An introduced parasite species with a complicated two-host life cycle may become established in a certain geographic region depending on the presence of suitable hosts. The birds act as intermediate hosts and final host species recorded for S. rileyi are skunk (Wicht 1981; Dubey et al., 2003), fox and raccoon dog (Prakas et al., 2015; Moré et al., 2016; Szekeres et al., 2019). Further, it was suggested by Gjerde (2014) that apart from canids, such as polar fox, also American mink (Mustela vison) and stout (Mustela erminea) could serve as final hosts. European countries are populated by foxes, raccoon dogs, stout and naturalized American mink, whereby the potential for further spread in European mallard populations is present. Even on the island of Bornholm (where fox, raccoon dog and stout are absent) the possibility for establishment is present due to a significant population of American mink. Our histological sections showed that the bradyzoites in the sarcocysts are densely packed but when the cysts are homogenized in water the elongate cells are stretched. The resistance to Proteinase K treatment indicates that the bradyzoites are able to resist the enzymes in the predator's stomach and intestine following ingestion.

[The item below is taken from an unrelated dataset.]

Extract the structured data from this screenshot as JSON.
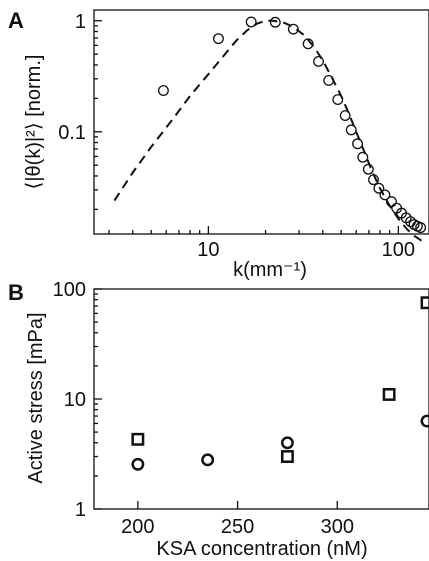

No controlled pathogenicity studies in birds infected by S. rileyi are available but histopathological studies have shown various (from light to severe) forms of necrosis and inflammation in the muscles of infected birds (Muir et al., 2019). The heavy infections in the entire musculature in the present study suggests that flying ability may be depressed in these birds. Severe disease signs, including muscular malfunctions, may appear in chickens infected with other species of Sarcocystis (Munday et al. 1977; Mutalib et al. 1995), a situation known from infections in other animals acting as intermediate hosts (Deplazes et al., 2013). It cannot be excluded that S. rileyi could spread further and impact European duck populations. It is therefore recommended that European bird populations become surveyed and sarcocyst infections recorded.

Conclusion

Infections with S. rileyi in mallard A. platyrhynchos have been prevalent in North America but probably absent or very rare in Europe during the 20th century. Since turn of the millennium an increasing number of cases have been reported from Europe and it cannot be excluded that the parasite species is spreading in European countries. The severe infection affecting the entire striated body musculature and with a major sarcocyst occurrence in the flying apparatus (pectoral muscle, wings) suggests a pathogenic effect on the host. Pathogenicity studies should be implemented and surveys for monitoring the infection status in European bird populations should be prioritized.

Funding

This study did not receive any funding

Declaration of competing interest

The authors declare that they have no conflicts of interests.